The main issue will be whether you adopt a more Egyptian lifestyle or whether you want to live an expatriate lifestyle. If it's the former, I think your salary would be sufficient. If it's the latter, you will find prices equivalent to the UK. Clothes from Western retailers, coffees in western cafes, eating in Western restaurants, gym membership is all roughly the same as in the UK. Shopping in the Western supermarkets like Metro can be expensive. Transport is cheap. I have Western friends who live in Egypt who live a no frills but comfortable existence on around £400 per month. I always need to factor in the cost of escaping from Cairo every now and again when the noise and pollution get to me!

Hope that helps.


----------



## willyyates

andybickerton said:


> Hi all,
> My wife and I are looking to move to Al Rehab City in Cairo. I am going to be working as a primary school teacher. My average monthly salary will be 1500 pounds sterling, my accomadation and basic utilities will be provided. My wife does not have a job currently and we are wanting to know if we can survive realistically on this salary between the two of us in Egypt.
> Does anyone have any answers. Is it cheap living in egypt?!
> 
> Please help!


Hello Andy,
My wife and moved to El Rehab about three months ago. So when I saw you were coming here, I really wanted to reply to see if I could help! But after opening the message I see where you have already gotten the response that I wanted to offer! 
Pretty much the same, it all depends on the lifestyle you want to live. About the only other thing I can think of is that if your wife wants to work I am sure she can get a job!! Our experience is that you should be able to live comfortable with your income.
El Rehab is nice. We took a Villa because we heard that the appartments where very noisy late at night. We are quite happy. I wish they did not open the doors to the public because it gets a bit busy at times!!
If you guys would like to meet up after your arrival at the food court, give me a holler at this site.

William


----------



## Vicci

*Cost of living in Egypt*

Hi, I am also moving to AL Rehab in Cairo, as a teacher, same salary as you and prob same school? Are you moving in August? 
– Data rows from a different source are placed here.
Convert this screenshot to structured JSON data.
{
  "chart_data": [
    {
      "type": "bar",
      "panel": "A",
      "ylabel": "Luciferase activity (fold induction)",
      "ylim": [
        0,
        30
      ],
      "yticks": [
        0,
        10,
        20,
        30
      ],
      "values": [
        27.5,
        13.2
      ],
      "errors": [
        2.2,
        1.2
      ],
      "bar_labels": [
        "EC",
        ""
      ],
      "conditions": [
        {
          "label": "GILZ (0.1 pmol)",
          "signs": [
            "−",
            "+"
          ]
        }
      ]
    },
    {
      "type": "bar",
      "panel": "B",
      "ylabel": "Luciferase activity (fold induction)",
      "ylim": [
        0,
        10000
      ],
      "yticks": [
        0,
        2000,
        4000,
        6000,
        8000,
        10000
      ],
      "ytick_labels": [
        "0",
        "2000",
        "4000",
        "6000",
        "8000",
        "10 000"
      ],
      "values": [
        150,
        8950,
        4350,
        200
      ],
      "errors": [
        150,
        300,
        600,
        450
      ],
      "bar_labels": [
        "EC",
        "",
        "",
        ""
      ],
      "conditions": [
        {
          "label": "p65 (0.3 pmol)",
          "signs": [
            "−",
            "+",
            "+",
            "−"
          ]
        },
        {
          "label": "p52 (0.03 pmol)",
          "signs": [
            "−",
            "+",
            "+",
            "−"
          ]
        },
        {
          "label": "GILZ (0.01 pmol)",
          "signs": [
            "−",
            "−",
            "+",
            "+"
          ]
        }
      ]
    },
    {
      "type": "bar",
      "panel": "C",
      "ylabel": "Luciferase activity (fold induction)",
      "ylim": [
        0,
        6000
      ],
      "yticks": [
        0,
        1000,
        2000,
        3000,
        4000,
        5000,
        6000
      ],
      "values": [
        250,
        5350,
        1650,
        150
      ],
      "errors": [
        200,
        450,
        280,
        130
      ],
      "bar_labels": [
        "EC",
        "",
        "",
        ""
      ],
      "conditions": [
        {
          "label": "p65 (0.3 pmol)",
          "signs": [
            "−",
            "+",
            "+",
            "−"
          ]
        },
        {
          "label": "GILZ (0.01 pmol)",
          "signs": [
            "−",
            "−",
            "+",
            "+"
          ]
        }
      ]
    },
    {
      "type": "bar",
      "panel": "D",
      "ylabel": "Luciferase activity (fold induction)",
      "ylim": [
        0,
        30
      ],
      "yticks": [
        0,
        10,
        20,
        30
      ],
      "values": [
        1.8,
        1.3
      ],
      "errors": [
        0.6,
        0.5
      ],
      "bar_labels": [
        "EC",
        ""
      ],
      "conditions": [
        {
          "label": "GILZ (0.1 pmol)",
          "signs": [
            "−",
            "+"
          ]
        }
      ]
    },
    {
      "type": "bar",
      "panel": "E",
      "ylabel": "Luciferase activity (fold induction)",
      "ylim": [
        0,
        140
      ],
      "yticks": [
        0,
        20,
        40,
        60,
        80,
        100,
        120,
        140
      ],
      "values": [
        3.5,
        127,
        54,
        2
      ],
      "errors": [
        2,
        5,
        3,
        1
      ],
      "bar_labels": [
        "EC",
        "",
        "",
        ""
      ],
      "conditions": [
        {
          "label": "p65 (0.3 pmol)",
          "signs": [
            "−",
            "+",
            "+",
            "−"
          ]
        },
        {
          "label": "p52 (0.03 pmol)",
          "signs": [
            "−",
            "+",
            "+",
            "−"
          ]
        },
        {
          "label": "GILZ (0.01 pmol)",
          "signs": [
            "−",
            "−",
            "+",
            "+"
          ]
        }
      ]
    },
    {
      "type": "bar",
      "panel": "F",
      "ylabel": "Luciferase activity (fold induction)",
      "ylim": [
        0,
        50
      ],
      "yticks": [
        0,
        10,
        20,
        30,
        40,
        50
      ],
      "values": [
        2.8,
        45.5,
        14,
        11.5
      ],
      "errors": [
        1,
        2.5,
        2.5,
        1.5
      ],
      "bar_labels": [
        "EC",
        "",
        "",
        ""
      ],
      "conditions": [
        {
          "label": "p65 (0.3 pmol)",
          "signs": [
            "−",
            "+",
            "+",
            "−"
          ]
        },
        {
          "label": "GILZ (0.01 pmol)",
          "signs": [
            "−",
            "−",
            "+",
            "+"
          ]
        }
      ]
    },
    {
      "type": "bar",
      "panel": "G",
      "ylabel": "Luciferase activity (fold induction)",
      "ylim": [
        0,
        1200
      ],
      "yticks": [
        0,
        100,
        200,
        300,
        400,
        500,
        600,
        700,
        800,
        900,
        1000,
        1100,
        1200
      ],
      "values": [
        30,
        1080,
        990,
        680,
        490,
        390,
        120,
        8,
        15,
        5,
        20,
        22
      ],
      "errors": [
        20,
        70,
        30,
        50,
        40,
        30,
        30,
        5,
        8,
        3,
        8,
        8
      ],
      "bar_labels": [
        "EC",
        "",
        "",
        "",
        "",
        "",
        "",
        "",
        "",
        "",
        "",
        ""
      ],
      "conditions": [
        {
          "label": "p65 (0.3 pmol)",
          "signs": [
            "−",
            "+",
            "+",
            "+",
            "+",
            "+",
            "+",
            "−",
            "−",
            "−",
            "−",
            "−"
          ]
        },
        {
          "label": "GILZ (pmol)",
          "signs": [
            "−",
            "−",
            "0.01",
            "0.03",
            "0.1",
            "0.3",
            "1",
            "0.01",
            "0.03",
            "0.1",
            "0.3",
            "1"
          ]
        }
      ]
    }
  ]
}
I haven't lived in Egypt for 8 years, but have good knowledge of cost of living and you should have no probs. You can easily live on that and save money. Of course it depends how much you like to spend on going out, but it is so much more cheaper in Egypt, you can have a very comfortable lifestyle and still have money left over. You can of course spend it all no prob too! I am hoping that it is enough for me, my husband and three kids and moeny to spare!! 

Remember you will have no outgoings, bills to pay for at all!! £1500 on food and going out is way plenty. Which school are you going to?

Good luck and maybe we will see you later this year there?




andybickerton said:


> Hi all,
> My wife and I are looking to move to Al Rehab City in Cairo. I am going to be working as a primary school teacher. My average monthly salary will be 1500 pounds sterling, my accomadation and basic utilities will be provided. My wife does not have a job currently and we are wanting to know if we can survive realistically on this salary between the two of us in Egypt.
> Does anyone have any answers. Is it cheap living in egypt?!
> 
> Please help!


----------



## Mio

Im spanish woman, and I live in rehab about one year ago. Here the life is cheap compared with EU, but take care, if you need going to supermarket or pay furniture or anything for house is better move to El Cairo; all is a little more expensive here. And the flats rents no is very expensive 2500L or can arrive 4000L; but I recording you , if the people look you are foreigner they make you pay more more for all, you need all time make game with the price, if they say 20 you say 15 and all in this way... 
Well, if you have any question I'm here; welcome to Egypt!!!!
PD: but no all is bad, the live is very beautiful: the weather, the club....


----------